4. Instability at home (parents who work long hours, and, as a result, are not in the home often; significant family responsibility in the form of employment/caretaking, which often takes precedent over academia).

In alignment with Maslow’s Hierarchy of Needs, low-income students are less likely to place priority on academia because of their need to first stabilize situations that pertain to physiological and safety-related necessities. A student who works 30 hours a week to help support her family is certainly at a disadvantage when compared to her higher-income peers who do not have any such duties to distract them from their studies. Furthermore, this student is more likely to be subject to pressure to not graduate and/or pursue higher education, in favor of working and supporting her family. Complex situations like these contribute to the discrepancy between low-income/minority youth and their peers.

5. An over-representation of minority students in low-performing schools with low funding and inexperienced teachers.

“Racial disparities are particularly acute in schools where uncertified and unlicensed teachers are; nearly 7% of the nation’s black students – totaling over half a million students – attend schools where 80% or fewer of teachers meet these requirements; black students are more than four times as likely, and Latino students twice as likely, as white students to attend these schools” (1).

Low-income and minority students often times need more support from their schools and educators to provide a positive and supportive learning environment, and yet it is these students who attend schools with the highest number of under-qualified teachers and inadequate funding. This inevitably results in students who lag behind their higher-income white cohorts.
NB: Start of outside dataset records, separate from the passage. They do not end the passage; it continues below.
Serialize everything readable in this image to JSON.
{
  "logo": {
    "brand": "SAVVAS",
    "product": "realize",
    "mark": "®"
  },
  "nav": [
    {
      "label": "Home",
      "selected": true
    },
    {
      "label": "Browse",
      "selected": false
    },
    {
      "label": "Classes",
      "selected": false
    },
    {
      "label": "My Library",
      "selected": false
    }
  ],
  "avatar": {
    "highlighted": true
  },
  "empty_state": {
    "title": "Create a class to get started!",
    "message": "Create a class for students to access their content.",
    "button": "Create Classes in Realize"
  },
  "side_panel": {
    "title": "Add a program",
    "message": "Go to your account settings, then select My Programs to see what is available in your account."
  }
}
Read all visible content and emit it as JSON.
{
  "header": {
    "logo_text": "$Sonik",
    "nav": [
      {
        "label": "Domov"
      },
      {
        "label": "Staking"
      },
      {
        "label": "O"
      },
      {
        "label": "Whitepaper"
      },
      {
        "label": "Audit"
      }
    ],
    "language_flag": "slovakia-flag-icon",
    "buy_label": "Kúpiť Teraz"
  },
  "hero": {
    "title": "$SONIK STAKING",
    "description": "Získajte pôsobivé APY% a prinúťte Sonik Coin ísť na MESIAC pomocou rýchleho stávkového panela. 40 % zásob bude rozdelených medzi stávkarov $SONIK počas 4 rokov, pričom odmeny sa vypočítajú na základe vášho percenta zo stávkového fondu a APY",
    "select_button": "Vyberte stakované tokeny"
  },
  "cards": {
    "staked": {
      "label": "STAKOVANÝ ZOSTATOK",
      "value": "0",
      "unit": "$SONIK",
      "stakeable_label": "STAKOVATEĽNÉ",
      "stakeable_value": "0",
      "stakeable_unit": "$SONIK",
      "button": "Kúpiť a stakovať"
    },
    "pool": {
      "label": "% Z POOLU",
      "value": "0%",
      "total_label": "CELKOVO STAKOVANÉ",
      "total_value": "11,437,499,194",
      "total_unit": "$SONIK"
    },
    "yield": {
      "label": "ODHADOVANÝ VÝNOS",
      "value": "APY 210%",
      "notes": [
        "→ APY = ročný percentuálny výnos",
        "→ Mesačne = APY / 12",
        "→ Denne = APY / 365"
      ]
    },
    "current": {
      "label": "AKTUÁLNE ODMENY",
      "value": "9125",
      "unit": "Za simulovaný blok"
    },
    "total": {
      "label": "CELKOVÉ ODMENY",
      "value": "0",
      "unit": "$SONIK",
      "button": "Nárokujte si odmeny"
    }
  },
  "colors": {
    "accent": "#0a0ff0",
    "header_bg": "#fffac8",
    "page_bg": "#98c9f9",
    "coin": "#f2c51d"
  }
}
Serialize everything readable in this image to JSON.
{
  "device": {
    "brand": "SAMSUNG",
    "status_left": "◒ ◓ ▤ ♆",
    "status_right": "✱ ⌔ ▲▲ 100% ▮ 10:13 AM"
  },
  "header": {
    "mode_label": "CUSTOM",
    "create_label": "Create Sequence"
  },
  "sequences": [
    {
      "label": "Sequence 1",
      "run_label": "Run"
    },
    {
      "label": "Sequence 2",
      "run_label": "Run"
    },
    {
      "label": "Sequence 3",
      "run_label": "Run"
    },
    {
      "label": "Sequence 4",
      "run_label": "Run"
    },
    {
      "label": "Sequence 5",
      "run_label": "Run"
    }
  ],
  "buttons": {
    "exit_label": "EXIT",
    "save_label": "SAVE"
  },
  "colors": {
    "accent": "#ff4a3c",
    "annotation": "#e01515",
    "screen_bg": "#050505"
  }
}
With figures such as these, it is no surprise that students of color have trouble not only graduating from high school, but doing so with the skills and academic preparation necessary for them to attend and thrive in a college environment. Those who do manage to achieve academic success are a rarity, especially in a system whose design appears to be biased against them (a fact which may explain why the internet is so abuzz with the story of Ghanaian-American Kwasi Enin, and can not seem to be able to separate Enin’s success from his minority status).

Certainly, it is one thing to address these questions, and an entirely different beast to answer them – much less answer them effectively; discussion, however, is a good place to start.